Reading Group: Glissant on Identity, Relation and Opacity

Thursday 30 September 2021, 16:00-17:30.

Location: United College. Lower College Hall (click to see map).

Reading group theme: Glissant on Identity, Relation and Opacity

Ten years after his death, the ideas of the Martinique-born poet, novelist and philosopher Édouard Glissant (1928-2011) are gradually acquiring a notable place in anglophone discussions on cultural identity and memory. The publication in 2020 of the first English translation of his Treatise on the Whole-World (published originally in French in 1997) attests to this growing reputation and the richness of Glissant’s vision.

In this reading group we will discuss an essay from the Treatise that touches on the hybridity of culture and identity, the role of imagination in enabling a relation to the world, and the right to opacity.

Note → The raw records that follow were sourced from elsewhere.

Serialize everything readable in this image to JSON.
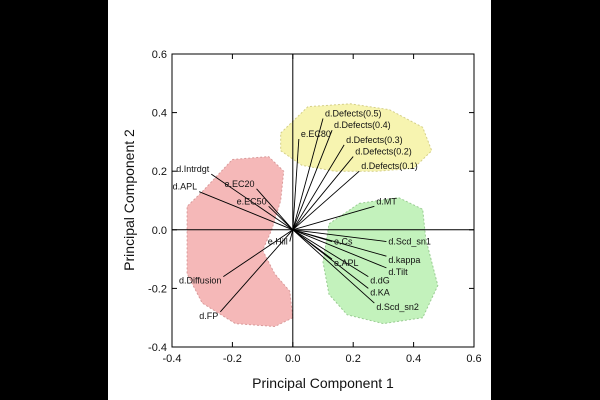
{
  "chart_data": {
    "type": "scatter",
    "subtype": "pca-biplot-loadings",
    "title": "",
    "xlabel": "Principal Component 1",
    "ylabel": "Principal Component 2",
    "xlim": [
      -0.4,
      0.6
    ],
    "ylim": [
      -0.4,
      0.6
    ],
    "xticks": [
      "-0.4",
      "-0.2",
      "0.0",
      "0.2",
      "0.4",
      "0.6"
    ],
    "yticks": [
      "-0.4",
      "-0.2",
      "0.0",
      "0.2",
      "0.4",
      "0.6"
    ],
    "grid": false,
    "zero_lines": true,
    "vectors": [
      {
        "label": "d.Defects(0.5)",
        "x": 0.1,
        "y": 0.38
      },
      {
        "label": "d.Defects(0.4)",
        "x": 0.13,
        "y": 0.34
      },
      {
        "label": "d.Defects(0.3)",
        "x": 0.17,
        "y": 0.29
      },
      {
        "label": "d.Defects(0.2)",
        "x": 0.2,
        "y": 0.25
      },
      {
        "label": "d.Defects(0.1)",
        "x": 0.22,
        "y": 0.2
      },
      {
        "label": "e.EC80",
        "x": 0.02,
        "y": 0.31
      },
      {
        "label": "d.Intrdgt",
        "x": -0.27,
        "y": 0.19
      },
      {
        "label": "d.APL",
        "x": -0.31,
        "y": 0.13
      },
      {
        "label": "e.EC20",
        "x": -0.12,
        "y": 0.14
      },
      {
        "label": "e.EC50",
        "x": -0.08,
        "y": 0.08
      },
      {
        "label": "d.MT",
        "x": 0.27,
        "y": 0.08
      },
      {
        "label": "e.Hill",
        "x": -0.01,
        "y": -0.04
      },
      {
        "label": "e.Cs",
        "x": 0.13,
        "y": -0.04
      },
      {
        "label": "d.Scd_sn1",
        "x": 0.31,
        "y": -0.04
      },
      {
        "label": "d.kappa",
        "x": 0.31,
        "y": -0.09
      },
      {
        "label": "e.APL",
        "x": 0.13,
        "y": -0.1
      },
      {
        "label": "d.Tilt",
        "x": 0.31,
        "y": -0.13
      },
      {
        "label": "d.dG",
        "x": 0.25,
        "y": -0.16
      },
      {
        "label": "d.KA",
        "x": 0.25,
        "y": -0.2
      },
      {
        "label": "d.Scd_sn2",
        "x": 0.27,
        "y": -0.25
      },
      {
        "label": "d.Diffusion",
        "x": -0.23,
        "y": -0.16
      },
      {
        "label": "d.FP",
        "x": -0.24,
        "y": -0.28
      }
    ],
    "clusters": [
      {
        "color": "#f5b8b8",
        "stroke": "#d99a9a",
        "outline": [
          [
            -0.3,
            0.13
          ],
          [
            -0.2,
            0.24
          ],
          [
            -0.08,
            0.25
          ],
          [
            -0.03,
            0.2
          ],
          [
            -0.04,
            0.1
          ],
          [
            -0.07,
            0.0
          ],
          [
            -0.1,
            -0.07
          ],
          [
            -0.06,
            -0.15
          ],
          [
            -0.01,
            -0.21
          ],
          [
            0.0,
            -0.3
          ],
          [
            -0.06,
            -0.33
          ],
          [
            -0.19,
            -0.32
          ],
          [
            -0.3,
            -0.25
          ],
          [
            -0.35,
            -0.15
          ],
          [
            -0.35,
            0.0
          ],
          [
            -0.35,
            0.08
          ]
        ]
      },
      {
        "color": "#f7f4b0",
        "stroke": "#d4cf88",
        "outline": [
          [
            -0.04,
            0.33
          ],
          [
            0.05,
            0.42
          ],
          [
            0.19,
            0.43
          ],
          [
            0.32,
            0.41
          ],
          [
            0.43,
            0.35
          ],
          [
            0.46,
            0.27
          ],
          [
            0.4,
            0.21
          ],
          [
            0.28,
            0.2
          ],
          [
            0.14,
            0.2
          ],
          [
            0.03,
            0.22
          ],
          [
            -0.04,
            0.27
          ]
        ]
      },
      {
        "color": "#c3f2bc",
        "stroke": "#99cc92",
        "outline": [
          [
            0.22,
            0.09
          ],
          [
            0.35,
            0.11
          ],
          [
            0.43,
            0.07
          ],
          [
            0.44,
            -0.03
          ],
          [
            0.48,
            -0.19
          ],
          [
            0.43,
            -0.3
          ],
          [
            0.3,
            -0.32
          ],
          [
            0.18,
            -0.29
          ],
          [
            0.12,
            -0.22
          ],
          [
            0.1,
            -0.11
          ],
          [
            0.12,
            0.02
          ]
        ]
      }
    ],
    "colors": {
      "vector": "#000000",
      "axis": "#000000"
    }
  }
}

In Glissant’s formulation, the right to opacity does not entail a “closing oneself off” or a withdrawal from relating to others, but rather the intuition that the pursuit of total or transparent understanding is at odds with the capacity to relate to others.

Of the suggested readings, the text by Lorna Burns—from St Andrews’ School of English—provides an excellent introduction to Glissant’s work as a whole and puts the evolution of his thought into context.

Key readings:

Édouard Glissant, “The Cry of the World,” in Treatise on the Whole-World (Liverpool: Liverpool University Press, 2020), pp. 8-20.

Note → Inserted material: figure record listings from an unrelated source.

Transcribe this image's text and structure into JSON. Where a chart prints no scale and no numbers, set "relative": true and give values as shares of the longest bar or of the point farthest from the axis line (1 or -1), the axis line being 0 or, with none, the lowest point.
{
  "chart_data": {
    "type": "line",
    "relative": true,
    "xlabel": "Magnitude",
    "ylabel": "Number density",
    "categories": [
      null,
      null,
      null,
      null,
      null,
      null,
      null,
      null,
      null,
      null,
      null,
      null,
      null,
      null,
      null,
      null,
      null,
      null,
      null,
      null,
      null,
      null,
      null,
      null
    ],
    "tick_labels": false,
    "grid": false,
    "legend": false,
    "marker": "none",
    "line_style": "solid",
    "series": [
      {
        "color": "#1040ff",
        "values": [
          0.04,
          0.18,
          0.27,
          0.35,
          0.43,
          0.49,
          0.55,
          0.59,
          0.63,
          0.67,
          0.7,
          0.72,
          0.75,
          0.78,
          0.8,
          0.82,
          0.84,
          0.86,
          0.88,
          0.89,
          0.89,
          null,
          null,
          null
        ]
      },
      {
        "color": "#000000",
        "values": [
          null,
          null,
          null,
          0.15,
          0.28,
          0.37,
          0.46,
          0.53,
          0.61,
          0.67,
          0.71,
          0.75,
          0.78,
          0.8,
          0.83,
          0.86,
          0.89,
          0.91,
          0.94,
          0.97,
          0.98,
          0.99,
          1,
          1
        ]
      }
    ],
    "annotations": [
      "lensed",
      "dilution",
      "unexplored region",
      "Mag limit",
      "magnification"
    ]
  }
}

Suggested additional readings:

Lorna Burns, “Édouard Glissant’s Poetics of the Chaosmos,” in Contemporary Caribbean Writing and Deleuze. Literature Between Postcolonialism and Post-Continental Philosophy (London: Bloomsbury Academic, 2014), pp. 109-147.

John E Drabinski, “Sites of Relation and “Toute-Monde,””Angelaki 24, no. 3 (2019): pp. 157-172.

Catherine Reinhardt, “Introduction,” in Claims to Memory. Beyond Slavery and Emancipation in the French Caribbean (New York: Berghahn Books, 2006), pp. 1-21.